Austin Chambers, the RSLC president, described Give.GOP as a “scheme” whose “actions prey on the good intentions of activists who are tricked into believing they are supporting the Republican Party.”

“We won’t stand for this deception, and we will always do what’s right for the party, the president, and the tens of millions of hardworking Americans who support our cause," added Chambers, whose organization is signing on with WinRed.

Dietzel, a digital strategist who waged an unsuccessful campaign for Congress in Louisiana in 2014, has insisted that his site is more cost-friendly to donors than WinRed and that its commission rates are lower. Dietzel originally purchased the Give.GOP domain name in 2017, though he didn’t launch the site as a rival to WinRed until earlier this month.

The Give.GOP site boasts that it “makes it fast and easy for donors to ‘find and fund Republicans,’” and that it offers donors the “ability to contribute directly to the conservative candidates and political committees of their choosing.”

Dietzel has pushed back against the party’s efforts to consolidate around a single fundraising platform and has derided it as tantamount to socialism. And he has reached out through email to rank-and-file RNC officials to make the case that his platform offers a “free-market solution” to the party’s small-dollar woes.

WinRed has posed a serious threat to Anedot, the Republican payment processor that Dietzel launched around a decade ago. WinRed uses a rival vendor: Revv, which was co-founded by former RNC chief digital officer Gerrit Lansing.

The late June launch of WinRed was the culmination of months of behind-the-scenes deliberations involving top Republicans from White House senior adviser Jared Kushner to mega-donor Sheldon Adelson.

The day WinRed went live, Trump took to Twitter to give it his endorsement — a move aimed at consolidating Republicans around the new platform and thwarting competitors.

“This new platform will allow my campaign and other Republicans to compete with the Democrats money machine,” Trump wrote. “This has been a priority of mine and I’m pleased to share that it is up and running!”

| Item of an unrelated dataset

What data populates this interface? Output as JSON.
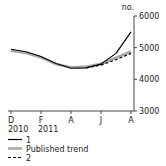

GOP officials have taken other steps to get the party behind WinRed. The National Republican Congressional Committee, for example, has offered financial incentives to lawmakers who sign up to use it. And the Congressional Leadership Fund, a super PAC that spends millions of dollars boosting House GOP candidates, said it would begin using strength with small donors as a measure to assess candidates in the future.